Site Reliability Engineer (Pacific timezone
WFA Digital Insight
The demand for skilled site reliability engineers has grown significantly in recent years, with a focus on ensuring high uptime and performance in complex systems. As companies like Posthog continue to innovate and expand their product offerings, the need for experts who can drive reliability and efficiency has become paramount. With the current remote job market offering more flexibility than ever, candidates with a strong background in AWS, automation, and stateful infrastructure are in high demand. Posthog's commitment to transparency, autonomy, and shipping fast makes it an attractive destination for talented engineers looking to make a real impact.
Job Description
About the Role
As a Site Reliability Engineer at Posthog, you will play a critical role in ensuring the reliability and performance of our production systems. This involves working closely with our engineering teams to identify areas for improvement, implementing automation solutions, and driving initiatives that enhance our overall system efficiency. The role is based in the Pacific timezone and offers the opportunity to work with a talented team of engineers who are passionate about delivering high-quality products.Posthog's platform is designed to act as a co-pilot for product development, autonomously handling tasks such as code analysis, bug diagnosis, and change rollouts. Our suite of products includes PostHog Code, a built-in data warehouse, and PostHog AI, an AI-powered analyst that answers product questions and writes custom SQL queries. As a key member of our team, you will contribute to the development and maintenance of these products, ensuring they meet the highest standards of reliability and performance.
What You Will Do
- Collaborate with engineering teams to identify and prioritize reliability improvements in our production systems
- Design and implement automation solutions to enhance system efficiency and reduce downtime
- Work with stateful infrastructure and AWS to ensure high availability and scalability
- Develop and maintain scripts and tools to automate routine tasks and improve overall system reliability
- Participate in on-call rotations to ensure 24/7 coverage of our production systems
- Analyze system performance and identify areas for optimization
- Implement monitoring and logging solutions to improve visibility into system performance
- Collaborate with cross-functional teams to drive initiatives that enhance overall system reliability and performance
- Stay up-to-date with the latest technologies and trends in site reliability engineering and apply this knowledge to continuously improve our systems
What We Are Looking For
- Experience working with AWS, VMs, and automation tools such as Ansible or Terraform
- Strong understanding of stateful infrastructure and how to ensure its reliability and performance
- Excellent problem-solving skills, with the ability to analyze complex system issues and develop effective solutions
- Experience working in a remote environment and collaborating with distributed teams
- Strong communication and interpersonal skills, with the ability to work effectively with cross-functional teams
- Experience with monitoring and logging tools such as Prometheus and Grafana
- Knowledge of security best practices and how to apply them in a production environment
- Experience with CI/CD pipelines and how to optimize them for reliability and performance
Nice to Have
- Experience working with AI-powered tools and how to integrate them into production systems
- Knowledge of containerization technologies such as Docker and Kubernetes
- Experience working with agile development methodologies and how to apply them in a reliability engineering context
- Certification in AWS or another relevant technology
Benefits and Perks
- Competitive compensation package
- Opportunity to work with a talented team of engineers who are passionate about delivering high-quality products
- Flexible working hours and remote work options
- Professional development opportunities, including training and conference attendance
- Access to the latest technologies and tools, including AI-powered development platforms
- Comprehensive health and wellness package, including mental health support
- Generous PTO policy and paid holidays
- Remote stipend to support your home office setup
How to Stand Out
- Make sure your resume and cover letter are tailored to the specific requirements of the role, highlighting your experience with AWS, automation, and stateful infrastructure.

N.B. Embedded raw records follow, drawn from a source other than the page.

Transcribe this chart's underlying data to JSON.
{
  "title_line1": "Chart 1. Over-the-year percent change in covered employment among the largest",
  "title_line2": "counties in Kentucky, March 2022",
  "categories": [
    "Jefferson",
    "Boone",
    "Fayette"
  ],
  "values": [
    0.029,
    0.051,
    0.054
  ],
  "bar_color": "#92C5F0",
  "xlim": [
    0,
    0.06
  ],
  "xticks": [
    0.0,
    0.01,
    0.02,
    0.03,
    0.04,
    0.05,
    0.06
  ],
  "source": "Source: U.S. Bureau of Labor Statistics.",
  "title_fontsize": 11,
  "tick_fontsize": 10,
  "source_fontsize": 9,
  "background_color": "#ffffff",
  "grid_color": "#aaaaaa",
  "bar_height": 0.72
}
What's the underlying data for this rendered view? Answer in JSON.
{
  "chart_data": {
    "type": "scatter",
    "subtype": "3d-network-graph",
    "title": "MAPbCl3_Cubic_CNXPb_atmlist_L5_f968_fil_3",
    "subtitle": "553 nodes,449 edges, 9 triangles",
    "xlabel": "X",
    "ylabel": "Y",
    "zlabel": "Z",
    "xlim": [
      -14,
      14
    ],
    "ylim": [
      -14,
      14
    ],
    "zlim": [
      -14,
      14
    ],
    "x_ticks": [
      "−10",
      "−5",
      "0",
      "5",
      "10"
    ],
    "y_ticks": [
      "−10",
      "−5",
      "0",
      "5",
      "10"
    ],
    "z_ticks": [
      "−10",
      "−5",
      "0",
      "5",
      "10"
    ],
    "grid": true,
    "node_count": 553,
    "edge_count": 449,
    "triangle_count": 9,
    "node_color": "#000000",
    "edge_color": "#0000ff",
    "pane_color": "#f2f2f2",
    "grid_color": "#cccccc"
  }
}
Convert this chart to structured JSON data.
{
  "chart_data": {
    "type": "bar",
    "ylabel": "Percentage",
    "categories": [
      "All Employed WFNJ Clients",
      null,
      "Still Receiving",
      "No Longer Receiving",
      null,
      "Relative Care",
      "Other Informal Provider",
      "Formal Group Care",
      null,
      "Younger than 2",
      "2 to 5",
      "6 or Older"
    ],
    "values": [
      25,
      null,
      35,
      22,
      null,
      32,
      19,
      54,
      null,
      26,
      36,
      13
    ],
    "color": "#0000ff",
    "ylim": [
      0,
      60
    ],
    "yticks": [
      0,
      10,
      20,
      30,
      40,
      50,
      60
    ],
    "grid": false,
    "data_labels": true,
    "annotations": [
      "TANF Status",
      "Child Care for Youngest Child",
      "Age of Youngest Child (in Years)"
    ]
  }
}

- Prepare examples of how you have driven reliability and performance improvements in previous roles, and be ready to discuss your approach to problem-solving and system analysis.
- Familiarize yourself with Posthog's products and technology stack, and be prepared to discuss how you can contribute to the company's mission and goals.
- Practice your communication and interpersonal skills, as these are critical for success in a remote team environment.
- Be prepared to ask questions about the company culture, team dynamics, and opportunities for growth and development.
- Research the market rate for site reliability engineers in the Pacific timezone and be prepared to negotiate your salary based on your experience and qualifications.
This is a remote position listed on WFA Digital, the platform for professionals who work from anywhere. Browse more remote jobs across all categories.